注：在我的 Gentoo Linux 系统中，libunistring 库的 .h 文件位于 /usr/include 目录，libunistring.so 文件位于 /usr/lib 目录。其他 Linux 发行版可能未必如此，有可能需要手动设定 .h 与 .so 文件的路径。

由于统计 UTF-8 字符个数这个功能比较常用，因此不妨将它封装为一个函数：

size_t n_of_utf8_chars(const uint8_t *s)
{
        size_t n = 0;
        ucs4_t c;
        for (const uint8_t *it = s; it;it = u8_next(&c, it)) n++;
        n--; /* 不计结尾的 NUL 字符 */
        return n;
}

本地编码转换

上一节的例子实际上是有问题的。我将一个 C 字符串（实际上是一个子字符串，即从 it 所指向的位置直到 NUL 字符所在的位置之间的字符串）直接作为参数传递给了 u8_next 函数。

由于我用的文本编辑器所接受的输入也是 UTF-8 字符串。因此

const char *s = "葫芦娃";

自然也就是一个 UTF-8 编码的字符串了。

倘若在非 UTF-8 环境里，字符串 s 的编码就不是 UTF-8 了，将它传给 u8_next 这样的处理 UTF-8 字符串的函数，结果就会出错了。说白了，在任何一个 C 程序眼里，所有字符串，无论它是什么编码形式，都是字节数组。

要让 libunistring 用于处理 UTF-8 字符串的函数正确地工作，前提是你要保证传递给它的字符串的确是 UTF-8 编码。

如果你用的文本编辑器不支持 UTF-8 编码怎么办？只要你知道你的文本编辑器所用的编码就好办了。libunistring 提供了一组函数，可将各种编码转换为 UTF-8/16/32 编码。

对于以 NUL 为结尾的 C 字符串，可以使用下面这个函数将其转换为 UTF-8 编码：

#include <uniconv.h>

uint8_t * u8_strconv_from_encoding (const char *string, const char *fromcode, enum iconv_ilseq_handler handler)

这个函数，形式上挺复杂，但其实很简单。string 就是要进行编码转换的 C 字符串——字节数组，fromcode 就是这个 C 字符串的编码（与传给 Linux 文件编码转换工具 iconv 编码名称相同，这是因为 libunistring 依赖 libiconv 库，而后者是 POSIX 标准中的 iconv 函数的一种实现）。至于 handler，将它的值设成 iconveh_question_mark 就可以了，意思是遇到未能成功完成编码转换的字符就用 ? 替代。
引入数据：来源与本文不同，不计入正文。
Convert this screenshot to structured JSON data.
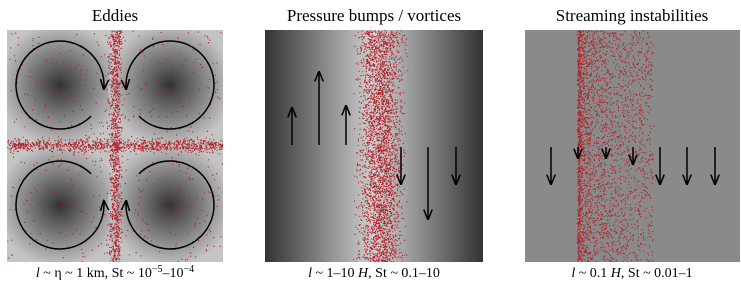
{
  "panels": [
    {
      "title": "Eddies",
      "caption": [
        "l",
        " ~ η ~ 1 km, St ~ 10",
        "−5",
        "–10",
        "−4"
      ]
    },
    {
      "title": "Pressure bumps / vortices",
      "caption": [
        "l",
        " ~ 1–10 ",
        "H",
        ", St ~ 0.1–10"
      ]
    },
    {
      "title": "Streaming instabilities",
      "caption": [
        "l",
        " ~ 0.1 ",
        "H",
        ", St ~ 0.01–1"
      ]
    }
  ]
}
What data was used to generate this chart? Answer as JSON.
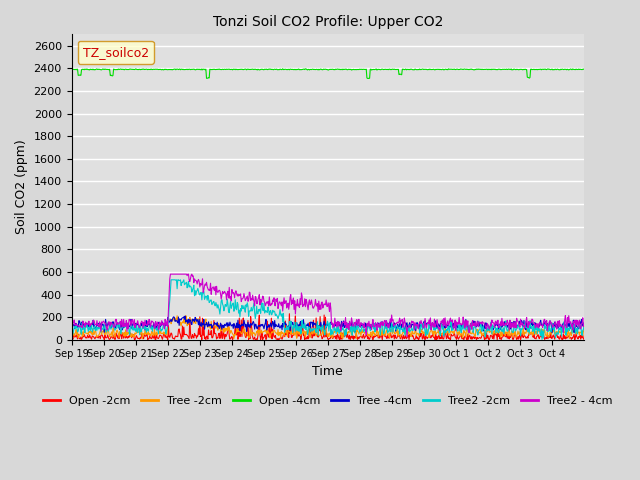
{
  "title": "Tonzi Soil CO2 Profile: Upper CO2",
  "xlabel": "Time",
  "ylabel": "Soil CO2 (ppm)",
  "ylim": [
    0,
    2700
  ],
  "yticks": [
    0,
    200,
    400,
    600,
    800,
    1000,
    1200,
    1400,
    1600,
    1800,
    2000,
    2200,
    2400,
    2600
  ],
  "background_color": "#d8d8d8",
  "plot_bg_color": "#e0e0e0",
  "grid_color": "#ffffff",
  "legend_label": "TZ_soilco2",
  "legend_box_facecolor": "#ffffcc",
  "legend_box_edgecolor": "#cc8800",
  "legend_text_color": "#cc0000",
  "series": [
    {
      "label": "Open -2cm",
      "color": "#ff0000"
    },
    {
      "label": "Tree -2cm",
      "color": "#ff9900"
    },
    {
      "label": "Open -4cm",
      "color": "#00dd00"
    },
    {
      "label": "Tree -4cm",
      "color": "#0000cc"
    },
    {
      "label": "Tree2 -2cm",
      "color": "#00cccc"
    },
    {
      "label": "Tree2 - 4cm",
      "color": "#cc00cc"
    }
  ],
  "tick_labels": [
    "Sep 19",
    "Sep 20",
    "Sep 21",
    "Sep 22",
    "Sep 23",
    "Sep 24",
    "Sep 25",
    "Sep 26",
    "Sep 27",
    "Sep 28",
    "Sep 29",
    "Sep 30",
    "Oct 1",
    "Oct 2",
    "Oct 3",
    "Oct 4"
  ]
}
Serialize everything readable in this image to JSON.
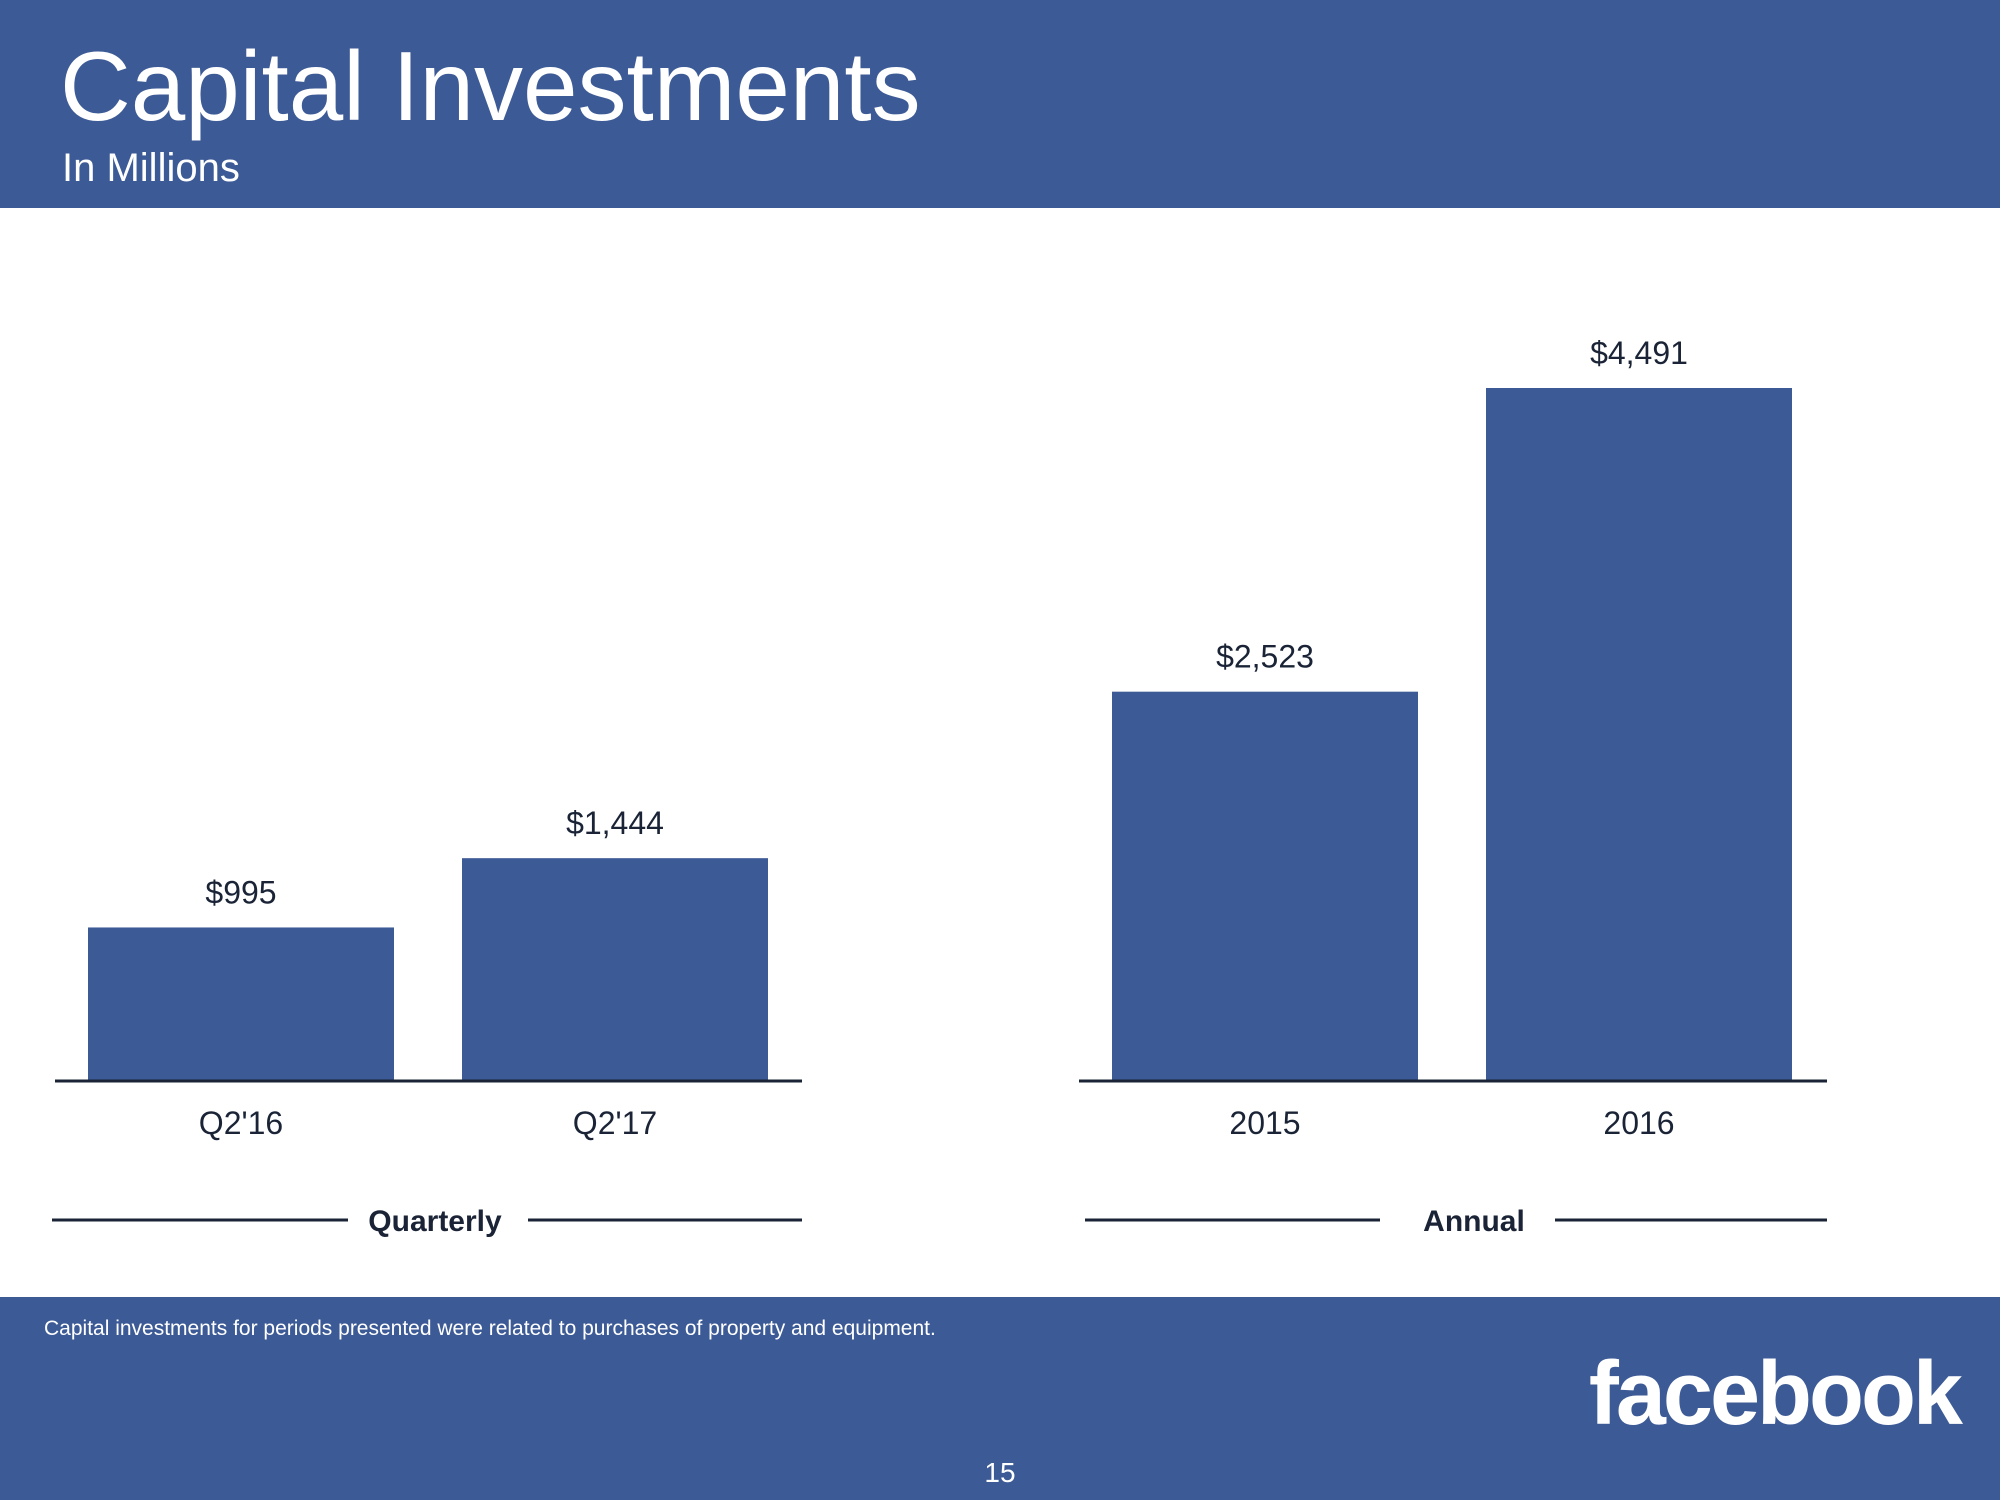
{
  "header": {
    "title": "Capital Investments",
    "subtitle": "In Millions"
  },
  "chart_data": [
    {
      "type": "bar",
      "group_label": "Quarterly",
      "categories": [
        "Q2'16",
        "Q2'17"
      ],
      "values": [
        995,
        1444
      ],
      "value_labels": [
        "$995",
        "$1,444"
      ],
      "ylabel": "",
      "ylim": [
        0,
        4600
      ],
      "grid": false,
      "color": "#3c5a96"
    },
    {
      "type": "bar",
      "group_label": "Annual",
      "categories": [
        "2015",
        "2016"
      ],
      "values": [
        2523,
        4491
      ],
      "value_labels": [
        "$2,523",
        "$4,491"
      ],
      "ylabel": "",
      "ylim": [
        0,
        4600
      ],
      "grid": false,
      "color": "#3c5a96"
    }
  ],
  "footer": {
    "footnote": "Capital investments for periods presented were related to purchases of property and equipment.",
    "logo_text": "facebook",
    "page_number": "15"
  },
  "colors": {
    "brand": "#3c5a96",
    "axis": "#1a2436",
    "text": "#1a2436"
  }
}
例如，将 GB18030 编码的字符串转换为 libunistring 意义上的 UTF-8 字符串：

const char *s = "葫芦娃";
uint8_t *s_ = u8_strconv_from_encoding(s, "GB18030", iconveh_question_mark);

总之，用 libunistring 正确处理 UTF-8 字符串的前提在于，你要了解 C 字符串的编码形式，C 字符串是 libunistring 工作对象的源头。

文本分行

造一个使用了某种编码的字符串中存在一些换行符，可以认为这个字符串表示的是多行文本。对这样的文本进行分行，就是检测每个换行符在字符串中的位置。

我们平时所说的换行符是 \\n，它的 ASCII 码用 16 进制来表示，是 0A。倘若 C 程序中的字符串皆以 ASCII 码进行编码，那么从中搜索换行符，是没有任何问题的，亦即只要其中有一个字节，它的值是 0A，那么就可以将它视为换行符，然而在非 ASCII 编码的字符串里，这种做法可能会行不通。因为在非 ASCII 编码中，一个字符通常以多个字节的形式进行编码，有些字符，它的个别编码字节的值可能是 0A，但是却不能因此将这个字符视为换行符。当然，像 UTF-8 这样的编码，已经刻意避开了多字节编码与 ASCII 码的冲突，而 UTF-16/32 就没有对此进行规避。例如在 UTF-16 中， 《 的编码是 0x300A，这时显然不能将值为 0A 的字节视为换行符。
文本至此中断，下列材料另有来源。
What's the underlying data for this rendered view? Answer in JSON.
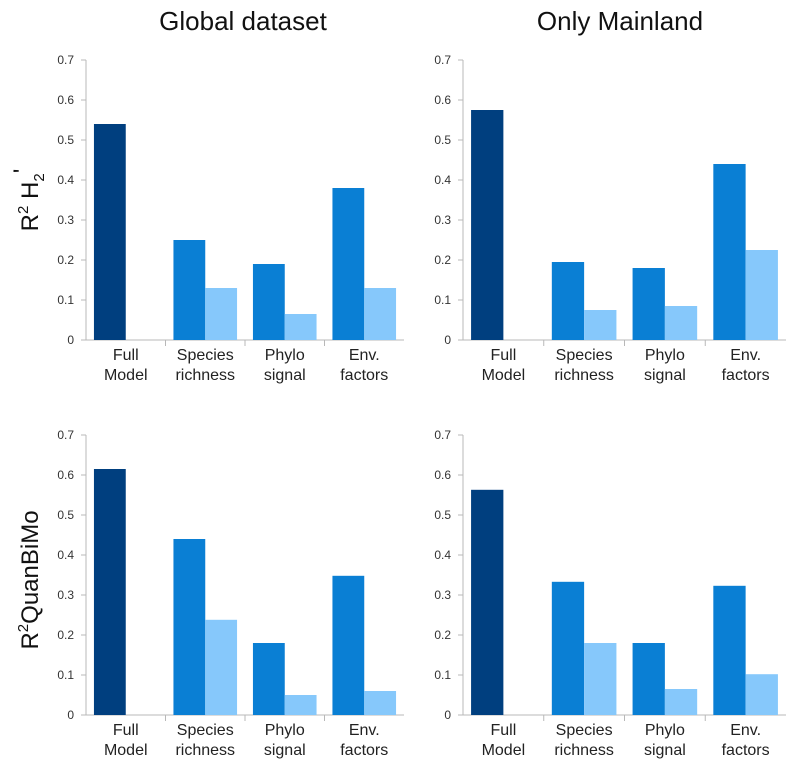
{
  "figure": {
    "column_titles": [
      "Global dataset",
      "Only Mainland"
    ],
    "row_labels": [
      {
        "main": "R",
        "sup": "2",
        "rest": " H",
        "sub": "2",
        "tail": "'"
      },
      {
        "main": "R",
        "sup": "2",
        "rest": "QuanBiMo",
        "sub": "",
        "tail": ""
      }
    ],
    "colors": {
      "full": "#003f7f",
      "mid": "#0a7fd4",
      "light": "#86c8fb",
      "axis": "#b8b8b8"
    }
  },
  "chart_data": [
    {
      "type": "bar",
      "panel": "Global dataset / R² H2'",
      "categories": [
        [
          "Full",
          "Model"
        ],
        [
          "Species",
          "richness"
        ],
        [
          "Phylo",
          "signal"
        ],
        [
          "Env.",
          "factors"
        ]
      ],
      "series": [
        {
          "values": [
            0.54,
            0.25,
            0.19,
            0.38
          ]
        },
        {
          "values": [
            null,
            0.13,
            0.065,
            0.13
          ]
        }
      ],
      "yticks": [
        "0",
        "0.1",
        "0.2",
        "0.3",
        "0.4",
        "0.5",
        "0.6",
        "0.7"
      ],
      "ylim": [
        0,
        0.7
      ]
    },
    {
      "type": "bar",
      "panel": "Only Mainland / R² H2'",
      "categories": [
        [
          "Full",
          "Model"
        ],
        [
          "Species",
          "richness"
        ],
        [
          "Phylo",
          "signal"
        ],
        [
          "Env.",
          "factors"
        ]
      ],
      "series": [
        {
          "values": [
            0.575,
            0.195,
            0.18,
            0.44
          ]
        },
        {
          "values": [
            null,
            0.075,
            0.085,
            0.225
          ]
        }
      ],
      "yticks": [
        "0",
        "0.1",
        "0.2",
        "0.3",
        "0.4",
        "0.5",
        "0.6",
        "0.7"
      ],
      "ylim": [
        0,
        0.7
      ]
    },
    {
      "type": "bar",
      "panel": "Global dataset / R² QuanBiMo",
      "categories": [
        [
          "Full",
          "Model"
        ],
        [
          "Species",
          "richness"
        ],
        [
          "Phylo",
          "signal"
        ],
        [
          "Env.",
          "factors"
        ]
      ],
      "series": [
        {
          "values": [
            0.615,
            0.44,
            0.18,
            0.348
          ]
        },
        {
          "values": [
            null,
            0.238,
            0.05,
            0.06
          ]
        }
      ],
      "yticks": [
        "0",
        "0.1",
        "0.2",
        "0.3",
        "0.4",
        "0.5",
        "0.6",
        "0.7"
      ],
      "ylim": [
        0,
        0.7
      ]
    },
    {
      "type": "bar",
      "panel": "Only Mainland / R² QuanBiMo",
      "categories": [
        [
          "Full",
          "Model"
        ],
        [
          "Species",
          "richness"
        ],
        [
          "Phylo",
          "signal"
        ],
        [
          "Env.",
          "factors"
        ]
      ],
      "series": [
        {
          "values": [
            0.563,
            0.333,
            0.18,
            0.323
          ]
        },
        {
          "values": [
            null,
            0.18,
            0.065,
            0.102
          ]
        }
      ],
      "yticks": [
        "0",
        "0.1",
        "0.2",
        "0.3",
        "0.4",
        "0.5",
        "0.6",
        "0.7"
      ],
      "ylim": [
        0,
        0.7
      ]
    }
  ]
}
倘若你知道 C 字符串的编码形式，可以使用 libunistring 提供的一组函数从字符串中搜索换行符的位置。例如，对于 UTF-8 编码的字符串，可以用下面这个函数：

#include <unilbrk.h>
void u8_possible_linebreaks (const uint8_t *s, size_t n, const char *encoding, char *p)

下面，考虑从一份 UTF-8 编码的文本文件中读入所有字符，将其存储在 C 字符串数组内，然后使用 u8_possible_linebreaks 获得换行符出现的位置。

#include <stdio.h>
#include <stdlib.h>
#include <unilbrk.h>

int main(void)
{
        FILE *fp = fopen("demo.txt", "r");
        
        /* 获取文件字节数 */
        size_t n;
        fseek(fp, 0, SEEK_END);
        n = ftell(fp);
        rewind(fp);
        
        /* 将文件内容读取到字符数组 */
        uint8_t *s = malloc((n + 1) * sizeof(uint8_t));
        fread(s, n, 1, fp);
        s[n] = \'\\0\';
        
        fclose(fp);

        /* 分行 */
        char *p = malloc((n + 1) * sizeof(char));
        u8_possible_linebreaks(s, n, "UTF-8", p);
        for (size_t i = 0; i < n; i++) {
                if (p[i] == UC_BREAK_MANDATORY) printf("换行符\\n");
                else if (p[i] == UC_BREAK_PROHIBITED) printf("不可拆\\n");
                else printf("其他情况\\n");
        }
        free(p);
        free(s);
        return 0;
}

假设 demo.txt 文件的内容如下：

葫
芦
娃

那么上述程序的输出结果应该是

不可拆
不可拆
不可拆
换行符
不可拆
不可拆
不可拆
换行符
不可拆
不可拆
不可拆
换行符

输出显示，这个文件里共有 4 个换行符，并且也正确识别出了每个 UTF-8 字符的三个字节的编码是不可拆分的。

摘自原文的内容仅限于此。